Illuminating the future
China Daily, May 5, 2014 Adjust font size:
Qumahe Primary School lacked sufficient electricity until the nonprofit organization StepUp! donated three solar panels in July 2013. The remote school's principal says the light after dark "has given the children a second pair of eyes". [Photo by Erik Nilsson / China Daily] |
Previously, Qumahe's primary school used candles or small solar lamps.
More than 180 students ages 6 to 15 would crowd around these faint lights, headmaster Youngdingqupai explains.
The community is too secluded to connect to the fossil-fuel power grid. So all electricity must come from solar.
Solar panels are also suitable for roving herders.
Two-thirds of the heads of nomadic households surveyed by the World Bank can't read, but two-thirds of those with access to electricity can.
The government donated a panel to the school three years ago. But it could only power the class bell and announcement system.
More than 70 percent of school buildings were without electricity until last summer.
The neighboring government office has a solar farm and shares two panels with the school, bringing occasional power to about a third of the buildings. But the campus only gets one hour of electricity from the system and less if the government has an event.
"Students had no electricity after 8 pm to 8:40 pm throughout the year," Youngdingqupai says.
"If the government uses more, we get less. If it uses a lot, we had to wait days for the batteries to recharge."

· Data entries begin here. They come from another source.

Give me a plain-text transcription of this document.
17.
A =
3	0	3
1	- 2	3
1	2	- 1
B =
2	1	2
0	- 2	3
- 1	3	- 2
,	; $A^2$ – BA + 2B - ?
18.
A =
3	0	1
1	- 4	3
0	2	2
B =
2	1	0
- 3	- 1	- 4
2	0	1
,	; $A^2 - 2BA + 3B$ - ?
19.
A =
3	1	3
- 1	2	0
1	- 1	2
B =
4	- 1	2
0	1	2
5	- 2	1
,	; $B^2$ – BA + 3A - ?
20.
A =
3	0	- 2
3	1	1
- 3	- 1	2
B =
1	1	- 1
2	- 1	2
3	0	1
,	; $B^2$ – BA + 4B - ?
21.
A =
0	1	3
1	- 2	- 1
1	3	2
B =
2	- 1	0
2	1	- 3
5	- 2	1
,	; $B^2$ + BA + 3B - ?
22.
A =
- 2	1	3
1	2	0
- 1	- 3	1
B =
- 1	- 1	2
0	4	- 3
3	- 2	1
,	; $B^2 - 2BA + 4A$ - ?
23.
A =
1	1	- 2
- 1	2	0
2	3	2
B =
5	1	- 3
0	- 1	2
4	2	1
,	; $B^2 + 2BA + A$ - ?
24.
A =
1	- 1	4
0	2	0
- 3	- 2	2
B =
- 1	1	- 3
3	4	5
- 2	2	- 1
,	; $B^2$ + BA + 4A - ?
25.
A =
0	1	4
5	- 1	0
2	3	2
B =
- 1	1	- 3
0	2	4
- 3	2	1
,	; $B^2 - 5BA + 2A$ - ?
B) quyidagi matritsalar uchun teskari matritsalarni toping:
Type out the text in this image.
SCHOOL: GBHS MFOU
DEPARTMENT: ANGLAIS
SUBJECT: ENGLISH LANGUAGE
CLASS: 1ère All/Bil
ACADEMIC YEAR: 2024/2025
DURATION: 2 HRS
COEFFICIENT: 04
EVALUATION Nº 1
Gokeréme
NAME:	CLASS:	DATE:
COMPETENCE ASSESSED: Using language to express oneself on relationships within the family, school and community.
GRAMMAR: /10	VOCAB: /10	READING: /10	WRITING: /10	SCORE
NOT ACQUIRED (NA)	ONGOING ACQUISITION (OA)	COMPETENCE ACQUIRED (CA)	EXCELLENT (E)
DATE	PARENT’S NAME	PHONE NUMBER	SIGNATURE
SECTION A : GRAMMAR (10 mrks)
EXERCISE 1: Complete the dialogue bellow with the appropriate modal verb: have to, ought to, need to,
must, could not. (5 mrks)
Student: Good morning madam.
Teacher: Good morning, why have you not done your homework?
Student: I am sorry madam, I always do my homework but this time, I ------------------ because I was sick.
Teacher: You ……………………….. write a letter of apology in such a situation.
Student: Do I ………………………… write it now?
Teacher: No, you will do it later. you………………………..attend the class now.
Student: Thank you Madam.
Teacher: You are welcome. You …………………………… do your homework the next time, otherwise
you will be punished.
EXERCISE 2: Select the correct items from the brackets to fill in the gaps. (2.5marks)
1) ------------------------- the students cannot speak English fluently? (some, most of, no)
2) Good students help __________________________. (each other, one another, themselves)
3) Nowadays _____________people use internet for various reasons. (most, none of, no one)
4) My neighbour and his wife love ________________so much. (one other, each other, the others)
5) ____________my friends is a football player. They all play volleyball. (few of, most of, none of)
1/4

And the school had to pay for power before it got its own panels.
"We're running a debt," Youngdingqupai says. "We haven't paid a dime on it."
But lights aren't the only improvements the solar system donated by StepUp! has brought.
"We've had fridges and dishwashers for a while," Youngdingqupai says. "But they sat in boxes in the corner of the canteen because we didn't have power."
Inspectors deemed the canteen dangerous following the 2010 magnitude-7 quake.
"Meat and dairy are crucial to us nomads," Youngdingqupai says.
"They require refrigeration."
That said, an average altitude of 4,500 meters means it snows 10 months a year, making natural refrigeration an alternative most of the time.
"Our community becomes a freezer in winter," Youngdingqupai says.